As responsabilidades diárias incluem configurar sistemas de proteção, manter softwares atualizados, orientar colaboradores sobre boas práticas de segurança e garantir conformidade com regulamentações como a LGPD. Para isso, o profissional precisa dominar conceitos de criptografia, autenticação, análise de logs, testes de penetração e conhecimento profundo sobre sistemas operacionais e redes de computadores.

Se você está considerando essa carreira ou quer aprofundar seus conhecimentos em segurança da informação, estruturar seu aprendizado em uma trilha progressiva é fundamental para construir uma base sólida e chegar preparado ao mercado de trabalho.

O que faz um profissional de Segurança da Informação

A segurança da informação deixou de ser um diferencial competitivo para se tornar uma necessidade crítica em qualquer organização que dependa de dados digitais — o que, na prática, abrange quase todas as empresas do mundo. O profissional dessa área atua como barreira entre os ativos digitais de uma organização e as ameaças externas e internas que tentam comprometê-los. Compreender o que faz um segurança da informação é o ponto de partida para quem deseja ingressar nessa carreira ou para gestores que precisam estruturar equipes de proteção digital.

Principais responsabilidades e funções diárias

O cotidiano de um profissional de segurança da informação combina tarefas técnicas, analíticas e estratégicas. Não há uma rotina completamente previsível, já que o ambiente de ameaças muda de forma contínua e exige adaptação constante. Ainda assim, algumas atividades se repetem e estruturam o trabalho desse especialista.

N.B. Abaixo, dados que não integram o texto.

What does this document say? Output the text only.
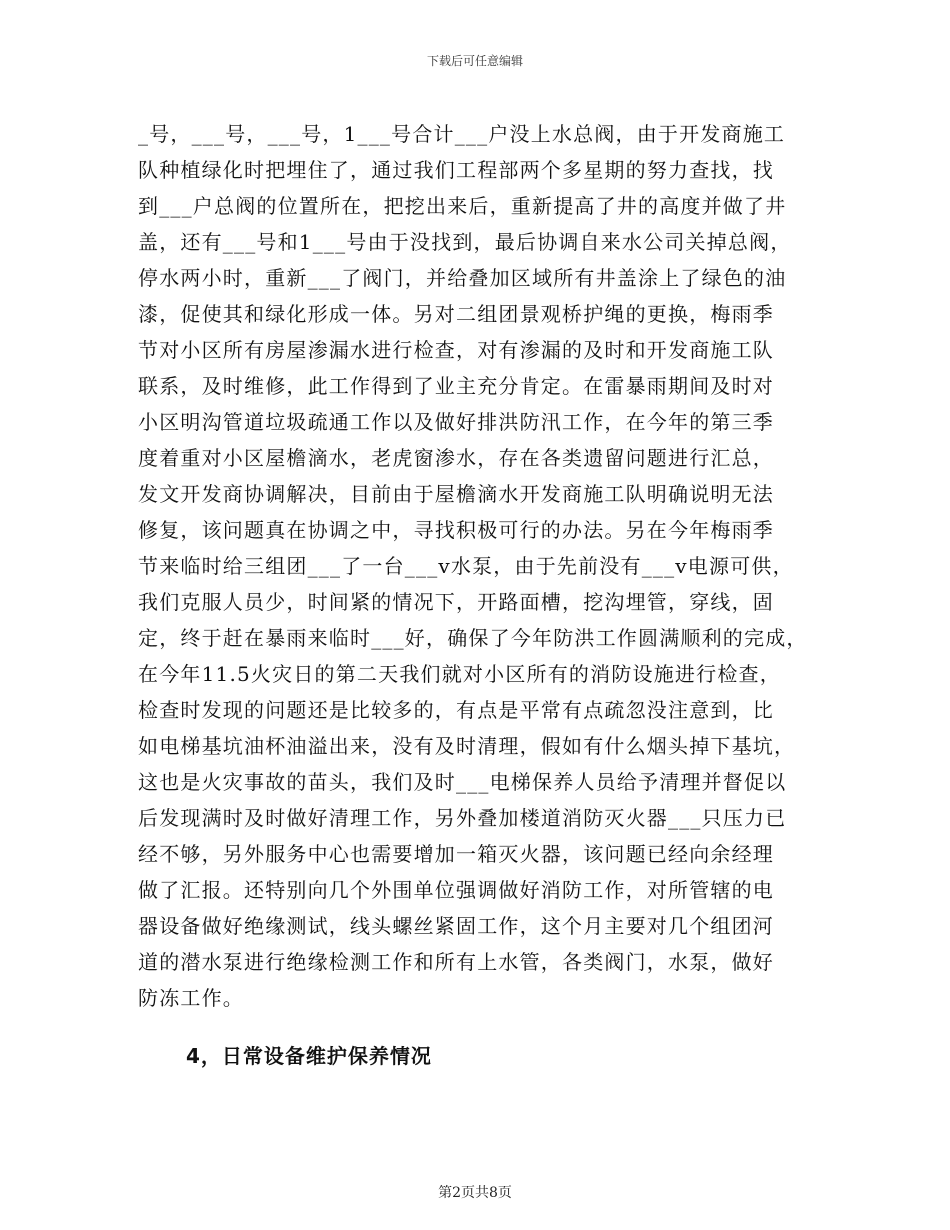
下载后可任意编辑
_号，___号，___号，1___号合计___户没上水总阀，由于开发商施工
队种植绿化时把埋住了，通过我们工程部两个多星期的努力查找，找
到___户总阀的位置所在，把挖出来后，重新提高了井的高度并做了井
盖，还有___号和1___号由于没找到，最后协调自来水公司关掉总阀，
停水两小时，重新___了阀门，并给叠加区域所有井盖涂上了绿色的油
漆，促使其和绿化形成一体。另对二组团景观桥护绳的更换，梅雨季
节对小区所有房屋渗漏水进行检查，对有渗漏的及时和开发商施工队
联系，及时维修，此工作得到了业主充分肯定。在雷暴雨期间及时对
小区明沟管道垃圾疏通工作以及做好排洪防汛工作，在今年的第三季
度着重对小区屋檐滴水，老虎窗渗水，存在各类遗留问题进行汇总，
发文开发商协调解决，目前由于屋檐滴水开发商施工队明确说明无法
修复，该问题真在协调之中，寻找积极可行的办法。另在今年梅雨季
节来临时给三组团___了一台___v水泵，由于先前没有___v电源可供，
我们克服人员少，时间紧的情况下，开路面槽，挖沟埋管，穿线，固
定，终于赶在暴雨来临时___好，确保了今年防洪工作圆满顺利的完成，
在今年11.5火灾日的第二天我们就对小区所有的消防设施进行检查，
检查时发现的问题还是比较多的，有点是平常有点疏忽没注意到，比
如电梯基坑油杯油溢出来，没有及时清理，假如有什么烟头掉下基坑，
这也是火灾事故的苗头，我们及时___电梯保养人员给予清理并督促以
后发现满时及时做好清理工作，另外叠加楼道消防灭火器___只压力已
经不够，另外服务中心也需要增加一箱灭火器，该问题已经向余经理
做了汇报。还特别向几个外围单位强调做好消防工作，对所管辖的电
器设备做好绝缘测试，线头螺丝紧固工作，这个月主要对几个组团河
道的潜水泵进行绝缘检测工作和所有上水管，各类阀门，水泵，做好
防冻工作。
4，日常设备维护保养情况
第2页共8页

  • Revisão de logs e alertas de segurança gerados por ferramentas de monitoramento, firewalls e sistemas de detecção de intrusão (IDS/IPS).
  • Avaliação de vulnerabilidades em sistemas, aplicações e infraestrutura de rede, com uso de ferramentas como Nessus, OpenVAS e Qualys.
  • Atualização e manutenção de políticas de segurança, garantindo alinhamento com regulamentações vigentes, como a LGPD no Brasil e a ISO 27001.
  • Participação em reuniões estratégicas com outras áreas de TI e com a liderança da empresa para alinhar os controles de segurança aos objetivos do negócio.
  • Testes de segurança periódicos, incluindo simulações de phishing, pentests e auditorias de conformidade.
  • Treinamento e conscientização de colaboradores sobre boas práticas de segurança digital.

Essas atribuições variam conforme o porte da empresa, o nível hierárquico do profissional e a especialidade dentro da área — aspectos que serão detalhados ao longo deste conteúdo.

Proteção de dados e prevenção de ataques cibernéticos

Uma das funções centrais do especialista em segurança da informação é garantir a confidencialidade, integridade e disponibilidade dos dados — os três pilares da chamada tríade CID. Isso envolve tanto a proteção de dados em repouso quanto em trânsito, por meio de mecanismos como criptografia, controle de acesso baseado em função (RBAC), autenticação multifator (MFA) e segmentação de rede.

A prevenção de ataques cibernéticos se apoia em uma abordagem em camadas, conhecida como defense in depth. Em vez de depender de um único mecanismo de proteção, o profissional estrutura múltiplas barreiras: firewalls de próxima geração (NGFW), sistemas de prevenção de intrusão, soluções de endpoint detection and response (EDR), filtros de e-mail contra phishing e spear phishing, além de gateways de acesso seguro para ambientes remotos.

Entender o protocolo TCP/IP e como ele opera é fundamental nesse contexto, pois a maioria dos ataques modernos explora brechas na camada de comunicação de rede. Sem esse conhecimento de base, torna-se difícil interpretar padrões de tráfego suspeito ou configurar regras de filtragem com precisão.

Análise de vulnerabilidades e riscos de segurança

A análise de vulnerabilidades é um processo sistemático de identificação, classificação e priorização de fraquezas em sistemas, redes e aplicações. O especialista combina ferramentas automatizadas com revisão manual para mapear os pontos de exposição da organização antes que agentes maliciosos os explorem.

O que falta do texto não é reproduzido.